New York City outlined a multi-faceted plan yesterday to reduce homelessness, help transition homeless families from shelter into permanent housing, and improve shelter conditions. Together, in collaboration with agencies like the Human Resources Administration, the steps are designed to help New York City reduce the number of families facing homelessness.
The four part plan includes steps to increase homelessness prevention efforts; proposes creation of two rent subsidy programs; utilizes targeted supportive housing for high needs populations; and reaffirms the administration's commitment "to assess, improve and reimagine shelter models."
"New Yorkers deserve action in the face of this unprecedented homelessness crisis. And that's what this plan delivers," said Deputy Mayor for Health and Human Services Lilliam Barrios-Paoli. "These are proven, compassionate and fiscally-responsible solutions. We have laid out a blueprint based on the fundamental knowledge that helping families avoid homelessness and moving families from shelter to permanent housing represent far better outcomes for both vulnerable New Yorkers and taxpayers than continuing an unacceptable status quo."
“This plan charts a bold, new course for homelessness in New York City, and the Mayor’s budget clearly invests in better outcomes for homeless households with a goal of homelessness prevention, independence, and permanent housing,” said Department of Homeless Services Commissioner Gilbert Taylor.
The four part plan includes the following:
Increase Homelessness Prevention Services
Expand Evidence-based Homebase Prevention Program, adding at least nine additional sites to serve 5,000 more families. Homebase is a five-borough network of neighborhood-based services that has been proven to help individuals at risk of homelessness remain in their communities and avoid entering shelters. Homebase currently operates out of 14 locations in neighborhoods with high shelter entry rates and serves over 10, 000 households annually.
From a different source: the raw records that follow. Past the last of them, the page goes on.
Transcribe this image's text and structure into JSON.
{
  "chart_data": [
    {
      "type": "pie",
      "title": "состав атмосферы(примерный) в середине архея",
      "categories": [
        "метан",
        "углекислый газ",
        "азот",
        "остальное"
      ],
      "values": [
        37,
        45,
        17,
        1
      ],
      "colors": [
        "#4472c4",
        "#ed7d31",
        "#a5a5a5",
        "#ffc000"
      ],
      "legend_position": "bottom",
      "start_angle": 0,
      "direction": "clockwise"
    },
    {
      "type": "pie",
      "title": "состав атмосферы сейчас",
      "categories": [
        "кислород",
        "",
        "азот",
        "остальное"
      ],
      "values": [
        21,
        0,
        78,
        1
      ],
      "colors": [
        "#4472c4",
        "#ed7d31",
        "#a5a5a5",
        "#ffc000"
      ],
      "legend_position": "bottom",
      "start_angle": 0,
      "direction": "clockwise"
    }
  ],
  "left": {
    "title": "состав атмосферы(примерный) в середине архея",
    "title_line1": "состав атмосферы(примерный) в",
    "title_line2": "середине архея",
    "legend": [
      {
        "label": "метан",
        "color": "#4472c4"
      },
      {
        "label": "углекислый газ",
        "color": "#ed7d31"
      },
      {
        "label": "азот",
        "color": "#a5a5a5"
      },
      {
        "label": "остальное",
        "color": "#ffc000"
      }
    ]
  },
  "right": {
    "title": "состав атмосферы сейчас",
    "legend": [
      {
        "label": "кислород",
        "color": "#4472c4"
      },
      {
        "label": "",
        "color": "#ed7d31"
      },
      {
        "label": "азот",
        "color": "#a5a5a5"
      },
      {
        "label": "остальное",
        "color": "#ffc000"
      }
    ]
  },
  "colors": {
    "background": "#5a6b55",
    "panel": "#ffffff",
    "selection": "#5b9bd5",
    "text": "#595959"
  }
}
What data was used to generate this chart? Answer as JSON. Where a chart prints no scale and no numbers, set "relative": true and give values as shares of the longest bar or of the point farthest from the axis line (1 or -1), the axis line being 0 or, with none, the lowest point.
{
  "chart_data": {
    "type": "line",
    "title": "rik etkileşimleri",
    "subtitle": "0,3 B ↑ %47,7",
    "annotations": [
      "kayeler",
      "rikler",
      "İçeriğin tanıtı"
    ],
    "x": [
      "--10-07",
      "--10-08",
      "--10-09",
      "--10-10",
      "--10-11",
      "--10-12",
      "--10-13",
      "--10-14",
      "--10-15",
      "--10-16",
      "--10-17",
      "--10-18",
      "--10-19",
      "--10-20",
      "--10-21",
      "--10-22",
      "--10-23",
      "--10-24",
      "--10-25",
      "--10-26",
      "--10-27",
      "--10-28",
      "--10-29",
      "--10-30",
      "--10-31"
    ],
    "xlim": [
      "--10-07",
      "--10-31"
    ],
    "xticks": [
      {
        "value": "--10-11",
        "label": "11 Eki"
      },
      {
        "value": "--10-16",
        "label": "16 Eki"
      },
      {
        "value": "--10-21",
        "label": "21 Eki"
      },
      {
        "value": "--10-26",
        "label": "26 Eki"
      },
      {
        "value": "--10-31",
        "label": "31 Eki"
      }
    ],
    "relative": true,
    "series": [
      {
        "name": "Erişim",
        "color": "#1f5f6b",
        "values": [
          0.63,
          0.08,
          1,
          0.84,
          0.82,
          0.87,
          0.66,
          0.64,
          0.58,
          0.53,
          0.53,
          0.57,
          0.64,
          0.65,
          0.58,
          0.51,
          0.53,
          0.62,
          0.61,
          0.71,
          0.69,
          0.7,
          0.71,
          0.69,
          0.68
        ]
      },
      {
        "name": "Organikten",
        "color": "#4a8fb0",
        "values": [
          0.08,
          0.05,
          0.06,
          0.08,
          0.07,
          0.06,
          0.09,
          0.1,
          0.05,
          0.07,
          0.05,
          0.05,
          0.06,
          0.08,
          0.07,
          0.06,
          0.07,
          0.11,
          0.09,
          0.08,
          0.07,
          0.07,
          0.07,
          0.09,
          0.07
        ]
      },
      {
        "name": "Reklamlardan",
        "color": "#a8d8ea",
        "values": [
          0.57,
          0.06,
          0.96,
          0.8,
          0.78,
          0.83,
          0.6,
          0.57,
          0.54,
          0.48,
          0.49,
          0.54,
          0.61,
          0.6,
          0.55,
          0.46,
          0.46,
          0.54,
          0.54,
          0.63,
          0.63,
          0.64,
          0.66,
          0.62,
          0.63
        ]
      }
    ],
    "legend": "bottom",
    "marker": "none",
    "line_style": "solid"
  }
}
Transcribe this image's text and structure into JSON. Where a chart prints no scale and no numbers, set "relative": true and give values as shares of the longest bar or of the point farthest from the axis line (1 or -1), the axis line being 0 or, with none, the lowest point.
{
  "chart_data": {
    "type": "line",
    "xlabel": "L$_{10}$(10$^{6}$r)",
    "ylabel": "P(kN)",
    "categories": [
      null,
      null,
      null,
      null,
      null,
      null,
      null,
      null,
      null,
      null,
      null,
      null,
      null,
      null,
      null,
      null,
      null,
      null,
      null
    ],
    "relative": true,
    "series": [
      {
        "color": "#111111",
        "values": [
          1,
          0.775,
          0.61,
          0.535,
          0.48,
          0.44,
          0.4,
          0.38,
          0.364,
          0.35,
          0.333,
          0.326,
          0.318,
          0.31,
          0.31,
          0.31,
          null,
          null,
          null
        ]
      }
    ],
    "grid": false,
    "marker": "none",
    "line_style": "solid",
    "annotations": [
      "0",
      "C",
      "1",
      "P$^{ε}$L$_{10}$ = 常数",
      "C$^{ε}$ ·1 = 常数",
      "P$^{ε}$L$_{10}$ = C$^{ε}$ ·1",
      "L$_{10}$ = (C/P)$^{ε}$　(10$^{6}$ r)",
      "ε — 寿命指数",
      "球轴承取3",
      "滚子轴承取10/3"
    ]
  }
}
Expand the Family Eviction Prevention Program, FEPS: The City, through HRA, will work with the State to explore expansion of seek State approval to expand the FEPS program. FEPS provides families assistance with paying back-due rent and/or provides an ongoing monthly rental subsidy for families with children under age 18.
Consolidate Anti-Eviction Prevention Programs: $15.1M administered by various city agencies will be consolidated at HRA to provide more targeted and effective use of resources to 6,400 DHS clients.
Create a Public Awareness Campaign for Homebase: DHS will invest $870,000 to launch a Homebase homelessness prevention public awareness campaign that is designed to target those households most at risk of entering the shelter system. The campaign will include bus, subway, and check cashing ads as well as a PSA on local cable TV.
Increase Resources To Help Homeless Families Transition to Permanent Housing
Working Families Rental Assistance Program: Provide 801 families annually (3,204 in total) with a 3 year subsidy, with an option to renew for up to 5 years.
Create Vulnerable Populations Rental Assistance Pilot Funded by a Cluster Rate Reduction: Reinvest shelter savings in permanent housing resources for vulnerable homeless families.
Target Supportive Housing for High Needs Population
Increase supportive housing: The city will continue its commitment to finish out the NY/NY III agreement, which will create 9,000 units serving people who are at risk of becoming homeless or already homeless and suffer severe mental illnesses, and work with the State to identify new supportive housing opportunities. In addition, the City will seek to further expand the production of supportive housing.
Assess, Improve and Re-Imagine City Shelters
Interagency Task Force: Convene the first Interagency Task Force on Homelessness to address the needs of and leverage resources for multi-system involved individuals and families. The first meeting will be held this summer.
Cluster Unit Reviews: DHS is conducting on-site reviews of all cluster units; sweeping inspections of its 3,000+ clusters units within the system to review health and safety conditions for each unit.
Shelter-Specific Changes including the transition of families with children at Auburn and Catherine Street shelters.
The new plan drew praise from advocates and providers.
“Today’s announcement signals a sea change in how New York City deals with homelessness,” said Mary Brosnahan, President & CEO, Coalition for the Homeless. “The Mayor is charting a new, far more constructive strategy to deal with the record homelessness crisis he inherited. These are critical pieces of comprehensive plan that must be scaled to match the unprecedented the magnitude of this problem.”
“The blight of homelessness causes suffering to far too many New Yorkers,” said Msgr. Kevin Sullivan, Executive Director, The Catholic Charities of the Archdiocese of New York. " It is unacceptable. With today’s announcement, the Mayor has taken an important and necessary step in addressing this crisis."
“Taken together, a combination of expanded homelessness prevention and anti-eviction services on the front end to help families remain in their own homes, and rental assistance and access to permanent housing on the back end to help families secure and maintain affordable permanent housing, creates the very real possibility of reducing the number of homeless individuals and families,” said Gail B. Nayowith, Executive Director, SCO Family of Services.
“Mayor de Blasio is following words with action when it comes to his administration’s commitment to addressing record homelessness in our City,” said Sean Barry, Executive Director, Vocal-NY.